白砂糖的制糖工序是一种比较复杂的过程，其中蒸发、煮糖、分蜜和干燥等工序使微生物处于高温或高渗透压的条件下，多数微生物在其中难以生长繁殖。因此，白砂糖相比于其他加工食品，受微生物污染的数量较低，但在近几年的国家监督抽检结果报道中，也常报道有白砂糖微生物项目（菌落总数[1]、酵母菌[2]）不合格情况，而且白砂糖是直接食用或作为其他食品加工原料，因此白砂糖的卫生安全尤为重要。

微生物溯源是通过采用某些微生物分析技术把样品与可疑污染源中的微生物比较出差异或有无生物标记来判断两者之间存在的联系，从而确定样品可能的污染来源[3-4]。HAGEDORN C等[5]用抗生素抗性分析技术对Viriginia流域的粪链球菌（Streptococcus faecalis）进行溯源，研究结果确认其主要污染来源为牛粪，然后采取限制牛接近水体的办法，使该流域的粪大肠菌群数量减少了94%。陈晓[6]利用聚合酶链式反应（polymerase chain reaction，PCR）技术研究双汇肘花和蒜蓉烤肠中腐败菌（枯草芽孢杆菌（Bacillus subtilis））的污染源，结果表明，在其配料淀粉、大豆蛋白、白砂糖以及其生产线上的灌肠机、熟区用的剪刀和二次灭菌后产品中均能检出该腐败菌，即进行了成功溯源。然而，溯源方法至今在食糖污染上应用较少。
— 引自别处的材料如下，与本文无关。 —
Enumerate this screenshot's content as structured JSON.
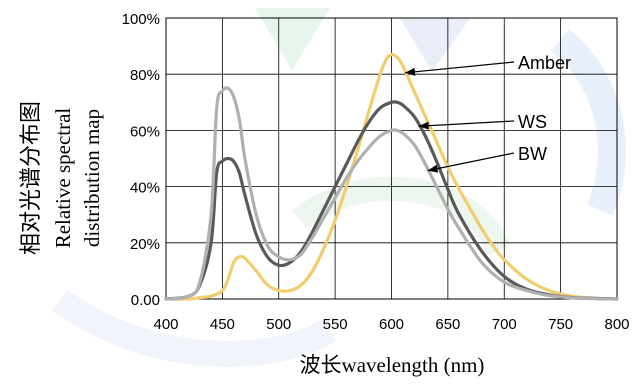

目前，微生物溯源分型方法尚无统一标准，且各方法均存在有不同的局限性[7]。重复序列PCR（Rep-PCR）分型技术和脉冲场凝胶电泳脉冲场电泳（pulsed field gel electrophoresis，PFGE）分型技术早已被广泛应用于微生物溯源，但其操作复杂、耗时耗力、费用高。而基质辅助激光解吸电离飞行时间质谱（matrix-assisted laser desorption/ionization timeofflightmass spectrometry，MALDI-TOFMS）分型技术相比PFGE分型技术，则具有操作简单、快速、高通量、成本低[8]等优点，但其存在质谱数据库不足的缺陷[9]。MALDITOF MS技术是根据特异性指纹图谱分析独特的蛋白质图谱聚类分析对比分型，在食品微生物分型溯源方面已广泛应用[10]。郑秋月等[11]利用MALDI-TOF MS技术对74株食源性致病菌沙门氏菌（Salmonellasp.）进行鉴定研究，结果表明，MALDI-TOFMS技术可用作沙门氏菌检测和溯源分析。FIRACATIVE C等[12]利用MALDI-TOF MS技术在先建立新生隐球菌（Cryptococcus neoformans）/格特隐球菌（Cryptococcus gattii）的8个基因型的质谱数据库基础上，再进行164株临床菌株的检测，结果表明，MALDI-TOFMS技术可将其微生物鉴定到种，准确率达100%。本研究构建以传统形态学、PCR技术和MALDI-TOF MS技术结合的白砂糖微生物溯源方法，使企业能快速、准确地初步判断白砂糖的污染来源，为企业有针对性地采取有效控制措施提供实验基础和理论依据。

1 材料与方法

1.1 材料与试剂

在我国华南地区的一个制糖企业的制糖干燥包装车间中设置编号为1～22#的采样点。其中1#为四级振筛干燥机上的白砂糖样品；2～5#为车间各入门处的空气沉降菌采样；6～14#为车间各通风口的空气沉降菌采样；15～22#为车间仪器设备表面微生物的采样，各采样点的位置见图1所示。白砂糖的样品采用灭菌的小铲和三角瓶采集，低温保存。空气微生物采用空气沉降菌法采集，平皿沉降30 min收皿，低温保存。表面微生物采用灭菌棉签浸无菌生理盐水4支共涂抹100cm2的面积，装入10 mL无菌生理盐水的试管，低温保存。一起带回，在24h内进行微生物的检测和培养。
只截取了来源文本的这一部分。